Students, retailers and public health advocates agreed that Pima County should raise the legal age to purchase tobacco products from 18 to 21. But they disagreed on the details.
The Pima County Health Department introduced several proposed modifications to how the policy will be enforced following the Board of Supervisors' rejection of the ordinance last month. Tucsonans at the final public meeting to discuss the policy on Tuesday clashed over whether the changes would help keep tobacco products out of teens’ hands.
"We can all agree we need to raise the age to 21," said Brian Hummell with the American Cancer Society. "We can all agree something needs to be done. It has to be something real. It has to be something that’s going to have an impact."
The county is proposing a cessation program for those caught trying to buy underage.

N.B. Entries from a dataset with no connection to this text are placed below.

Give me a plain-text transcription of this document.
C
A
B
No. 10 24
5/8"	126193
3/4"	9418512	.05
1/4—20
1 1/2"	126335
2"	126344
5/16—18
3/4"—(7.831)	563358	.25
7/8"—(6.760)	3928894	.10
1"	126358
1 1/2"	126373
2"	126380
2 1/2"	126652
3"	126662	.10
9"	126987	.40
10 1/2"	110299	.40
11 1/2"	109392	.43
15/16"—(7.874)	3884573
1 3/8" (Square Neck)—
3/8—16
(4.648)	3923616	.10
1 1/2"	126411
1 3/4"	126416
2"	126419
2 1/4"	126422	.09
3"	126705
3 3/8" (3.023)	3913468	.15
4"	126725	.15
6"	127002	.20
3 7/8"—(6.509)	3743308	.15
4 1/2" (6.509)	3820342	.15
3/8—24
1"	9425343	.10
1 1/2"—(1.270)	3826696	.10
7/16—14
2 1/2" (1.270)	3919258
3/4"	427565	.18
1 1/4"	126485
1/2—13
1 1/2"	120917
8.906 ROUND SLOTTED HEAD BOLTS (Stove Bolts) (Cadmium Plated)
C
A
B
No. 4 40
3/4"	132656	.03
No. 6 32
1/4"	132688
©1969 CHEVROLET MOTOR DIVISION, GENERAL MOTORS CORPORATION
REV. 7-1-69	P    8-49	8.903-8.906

But Chris Avery with the Tucson city attorney’s office said the way the current tobacco law is enforced isn’t designed to catch buyers.
"I can’t see any mechanism by which you catch a buyer because the enforcement protocol is to use this sting operation to identify folks that are willing to sell to a person who’s known to be underage but who is participating in the enforcement," he said.
The county is also weighing an education program for salespeople who violate the policy, with a $300 fine after the third offense.
The County Health Department will use the public feedback to draft a proposed ordinance. The Board of Supervisors is scheduled to vote on changing the age to purchase tobacco next Tuesday.
Tucson City Council member Paul Durham was the first to propose raising the age of tobacco purchases in the city. An aide in Durham's office said Durham will continue his effort if the county votes it down.